Middle layers contain technologies standardized by W3C to enable building semantic web applications.

- Resource Description Framework (RDF) is a framework for creating statements in a form of so-called triples. It enables to represent information about resources in the form of graph - the semantic web is sometimes called Giant Global Graph.
- RDF Schema (RDFS) provides basic vocabulary for RDF. Using RDFS it is for example possible to create hierarchies of classes and properties.
- Web Ontology Language (OWL) extends RDFS by adding more advanced constructs to describe semantics of RDF statements. It allows stating additional constraints, such as for example cardinality, restrictions of values, or characteristics of properties such as transitivity. It is based on description logic and so brings reasoning power to the semantic web.
- SPARQL is a RDF query language - it can be used to query any RDF-based data (i.e., including statements involving RDFS and OWL). Querying language is necessary to retrieve information for semantic web applications.
- RIF is a rule interchange format. It is important, for example, to allow describing relations that cannot be directly described using description logic used in OWL.

=== Unrealized Semantic Web technologies ===

Top layers contain technologies that are not yet standardized or contain just ideas that should be implemented in order to realize Semantic Web.

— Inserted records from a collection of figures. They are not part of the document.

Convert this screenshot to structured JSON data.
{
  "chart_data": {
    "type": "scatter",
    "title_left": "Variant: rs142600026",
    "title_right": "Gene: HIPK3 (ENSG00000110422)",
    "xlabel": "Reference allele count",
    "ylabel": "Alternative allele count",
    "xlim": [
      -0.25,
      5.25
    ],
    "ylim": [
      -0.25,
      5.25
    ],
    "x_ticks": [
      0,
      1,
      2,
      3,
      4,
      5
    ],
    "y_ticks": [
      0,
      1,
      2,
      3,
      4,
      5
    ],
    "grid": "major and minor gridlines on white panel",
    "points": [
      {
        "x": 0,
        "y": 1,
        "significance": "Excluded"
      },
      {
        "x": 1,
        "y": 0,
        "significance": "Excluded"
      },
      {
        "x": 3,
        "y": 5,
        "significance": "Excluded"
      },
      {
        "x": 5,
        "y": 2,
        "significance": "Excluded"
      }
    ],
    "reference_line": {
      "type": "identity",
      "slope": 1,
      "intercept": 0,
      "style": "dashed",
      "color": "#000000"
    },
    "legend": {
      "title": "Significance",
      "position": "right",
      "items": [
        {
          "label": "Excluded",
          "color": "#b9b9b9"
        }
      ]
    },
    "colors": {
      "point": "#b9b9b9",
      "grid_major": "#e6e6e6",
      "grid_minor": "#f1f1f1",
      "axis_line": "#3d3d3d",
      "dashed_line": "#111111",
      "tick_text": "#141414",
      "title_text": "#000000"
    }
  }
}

- Cryptography is important to ensure and verify that semantic web statements are coming from trusted source. This can be achieved by appropriate digital signature of RDF statements.
- Trust to derived statements will be supported by (a) verifying that the premises come from trusted source and by (b) relying on formal logic during deriving new information.
- User interface is the final layer that will enable humans to use semantic web applications.